Cody Marie Wild - «Convolution: centering on a point of confusion»

What’s actually difficult and unintuitive about the jump from traditional convolution to network convolution is that, when we see localized aggregation happening in the neural network context, we typically frame it as happening through a weighting kernel centered at the aggregation point, which pulls in information from the surroundings according to that kernel.

A convolution filter in a network is composed the weights of all the input points surrounding the output point (as well as the output point itself).

01

However, as you may have recall from the discussion earlier in the post, traditional mathematical convolution doesn’t actually center its g(x) weight kernels around the output point.

In the convolution formula, copies of g(x) get centered at each input point, and the value of that copy at a given output determines the weight of that input point there.

So, confusingly, filter kernels as we know them in network convolution are not the same thing as g(x) in the convolution formula.

If we wanted to take a network filter and apply it using the convolution formula, we would have to flip it (in the 1D case) or flip it diagonally (in the 2D case).

And, going in reverse, if we wanted to take a g(x) from the convolution integral and use it as an output-centered filter, that filter would be g(-x).

02

03

In cases where the kernel is symmetric, this doesn’t matter, but in typical convolution filters, symmetry isn’t the case: the weight for “to the right of the center, down by one” is different than the weight for “to the left of the center, up by one”, so if you simply took the the output-centered filter and tried to use it in a proper convolution framework, centered at the input point, you would get different weights.
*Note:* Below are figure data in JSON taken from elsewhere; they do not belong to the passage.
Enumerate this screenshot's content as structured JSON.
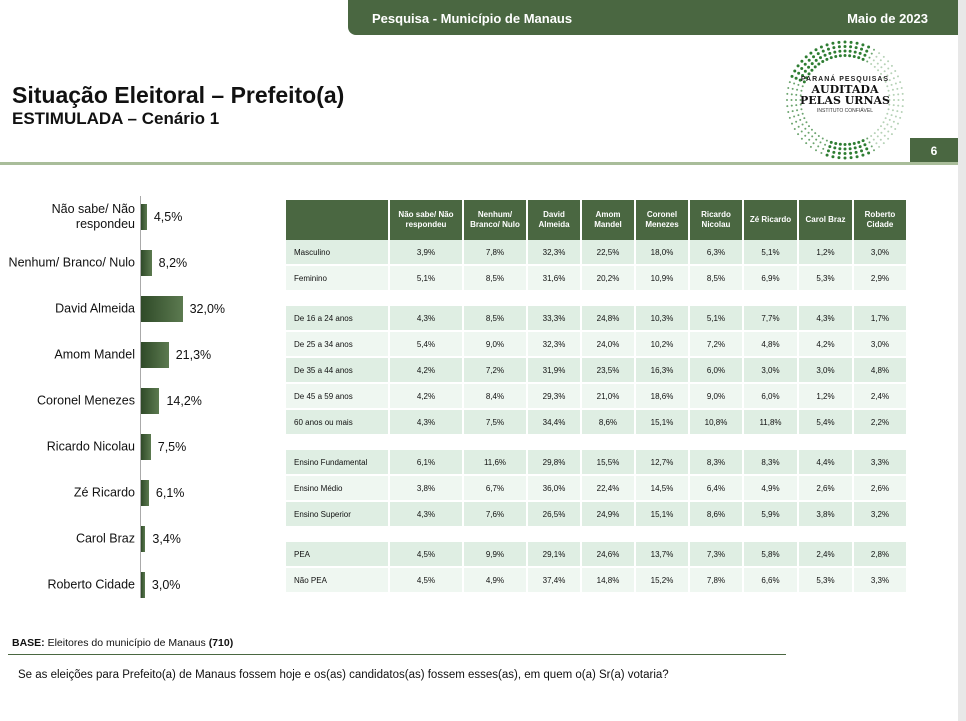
{
  "header": {
    "survey": "Pesquisa - Município de Manaus",
    "date": "Maio de 2023",
    "page": "6"
  },
  "title": "Situação Eleitoral – Prefeito(a)",
  "subtitle": "ESTIMULADA – Cenário 1",
  "logo": {
    "line1": "PARANÁ PESQUISAS",
    "line2": "AUDITADA",
    "line3": "PELAS URNAS",
    "line4": "INSTITUTO CONFIÁVEL"
  },
  "colors": {
    "primary": "#4a6741"
  },
  "chart_data": {
    "type": "bar",
    "orientation": "horizontal",
    "categories": [
      "Não sabe/ Não respondeu",
      "Nenhum/ Branco/ Nulo",
      "David Almeida",
      "Amom Mandel",
      "Coronel Menezes",
      "Ricardo Nicolau",
      "Zé Ricardo",
      "Carol Braz",
      "Roberto Cidade"
    ],
    "values": [
      4.5,
      8.2,
      32.0,
      21.3,
      14.2,
      7.5,
      6.1,
      3.4,
      3.0
    ],
    "labels": [
      "4,5%",
      "8,2%",
      "32,0%",
      "21,3%",
      "14,2%",
      "7,5%",
      "6,1%",
      "3,4%",
      "3,0%"
    ]
  },
  "table": {
    "headers": [
      "Não sabe/ Não respondeu",
      "Nenhum/ Branco/ Nulo",
      "David Almeida",
      "Amom Mandel",
      "Coronel Menezes",
      "Ricardo Nicolau",
      "Zé Ricardo",
      "Carol Braz",
      "Roberto Cidade"
    ],
    "groups": [
      [
        {
          "label": "Masculino",
          "values": [
            "3,9%",
            "7,8%",
            "32,3%",
            "22,5%",
            "18,0%",
            "6,3%",
            "5,1%",
            "1,2%",
            "3,0%"
          ]
        },
        {
          "label": "Feminino",
          "values": [
            "5,1%",
            "8,5%",
            "31,6%",
            "20,2%",
            "10,9%",
            "8,5%",
            "6,9%",
            "5,3%",
            "2,9%"
          ]
        }
      ],
      [
        {
          "label": "De 16 a 24 anos",
          "values": [
            "4,3%",
            "8,5%",
            "33,3%",
            "24,8%",
            "10,3%",
            "5,1%",
            "7,7%",
            "4,3%",
            "1,7%"
          ]
        },
        {
          "label": "De 25 a 34 anos",
          "values": [
            "5,4%",
            "9,0%",
            "32,3%",
            "24,0%",
            "10,2%",
            "7,2%",
            "4,8%",
            "4,2%",
            "3,0%"
          ]
        },
        {
          "label": "De 35 a 44 anos",
          "values": [
            "4,2%",
            "7,2%",
            "31,9%",
            "23,5%",
            "16,3%",
            "6,0%",
            "3,0%",
            "3,0%",
            "4,8%"
          ]
        },
        {
          "label": "De 45 a 59 anos",
          "values": [
            "4,2%",
            "8,4%",
            "29,3%",
            "21,0%",
            "18,6%",
            "9,0%",
            "6,0%",
            "1,2%",
            "2,4%"
          ]
        },
        {
          "label": "60 anos ou mais",
          "values": [
            "4,3%",
            "7,5%",
            "34,4%",
            "8,6%",
            "15,1%",
            "10,8%",
            "11,8%",
            "5,4%",
            "2,2%"
          ]
        }
      ],
      [
        {
          "label": "Ensino Fundamental",
          "values": [
            "6,1%",
            "11,6%",
            "29,8%",
            "15,5%",
            "12,7%",
            "8,3%",
            "8,3%",
            "4,4%",
            "3,3%"
          ]
        },
        {
          "label": "Ensino Médio",
          "values": [
            "3,8%",
            "6,7%",
            "36,0%",
            "22,4%",
            "14,5%",
            "6,4%",
            "4,9%",
            "2,6%",
            "2,6%"
          ]
        },
        {
          "label": "Ensino Superior",
          "values": [
            "4,3%",
            "7,6%",
            "26,5%",
            "24,9%",
            "15,1%",
            "8,6%",
            "5,9%",
            "3,8%",
            "3,2%"
          ]
        }
      ],
      [
        {
          "label": "PEA",
          "values": [
            "4,5%",
            "9,9%",
            "29,1%",
            "24,6%",
            "13,7%",
            "7,3%",
            "5,8%",
            "2,4%",
            "2,8%"
          ]
        },
        {
          "label": "Não PEA",
          "values": [
            "4,5%",
            "4,9%",
            "37,4%",
            "14,8%",
            "15,2%",
            "7,8%",
            "6,6%",
            "5,3%",
            "3,3%"
          ]
        }
      ]
    ]
  },
  "base": {
    "label": "BASE:",
    "text": " Eleitores do município de Manaus ",
    "n": "(710)"
  },
  "question": "Se as eleições para Prefeito(a) de Manaus fossem hoje e os(as) candidatos(as) fossem esses(as), em quem o(a) Sr(a) votaria?"
}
You can see this more clearly in the visualization above, where we use an output-centered version of a g(x) kernel to generate weights for each input, and then an input-centered version, and see that you can’t use the same kernel as you’d use in one procedure in the other and get the same results.

This fact — that you can’t directly plug in output-centered kernels as the g(x) in a convolution equation — was the biggest persistent confusion for me around convolutions, because it seems like it’s doing so nearly the same thing, and because so many explanations use symmetric kernels, so the distinction isn’t highlighted.